Blondey McCoy is an 18-year-old skater, designer and artist with a missing tooth – and he’s changing the face of skatewear. For his clothing line Thames London – named after the capital’s river and now in its second year – McCoy has fun with staple pieces, releasing t-shirts printed with graphics of Peter Pan and Mary Poppins in a blood-drenched fistfight, and long sleeves stamped with stills from 1927 film Metropolis.
For the half-Lebanese south London native, clashing cultures and remixing histories are intrinsic to what skatewear means. “I think it’s just an extreme version of how all kinds of ‘wear’ take little things from all different subcultures and eras and make them their own,” he says.

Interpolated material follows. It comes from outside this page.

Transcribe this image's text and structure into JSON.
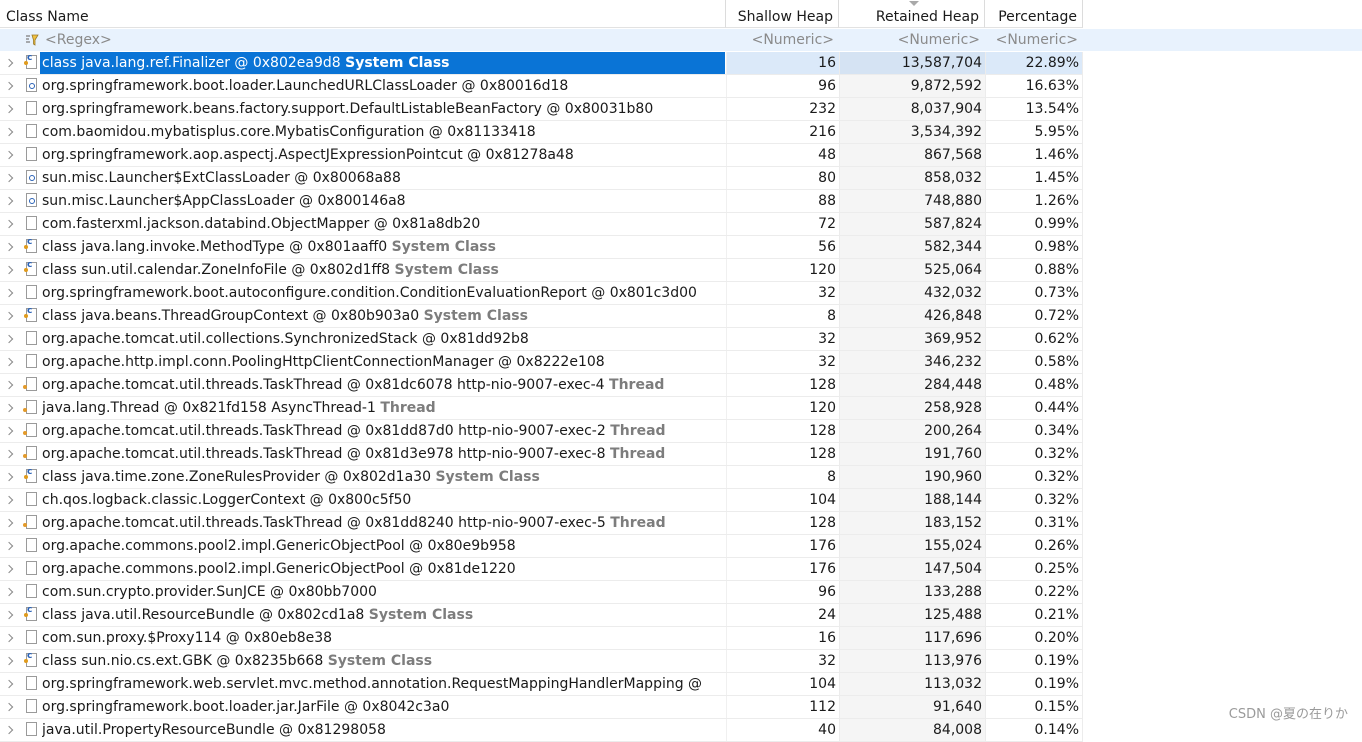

While high-end brands are often accused of appropriating different streetwear aesthetics, McCoy boasts tight links with the culture he references, born from hours spent wheeling across Southbank Skate Park and riding for Palace Wayward Boys Choir (he’s still part of the crew). This natural authenticity stole the attention of Slam City Skates London and Supreme New York, who stocked the line just as Thames reached its first anniversary. In addition to more art exhibitions (THAMES A.D and Thames London presents HOME IS THE HERO were two fantastic exhibitions that displayed smut and satire in abundance), McCoy has some experimental collections in the pipeline, with a leather jackets line already in production.
As for his thoughts on where London skatewear is going, it seems pretty straightforward: “To the top, then bottom, then back up.”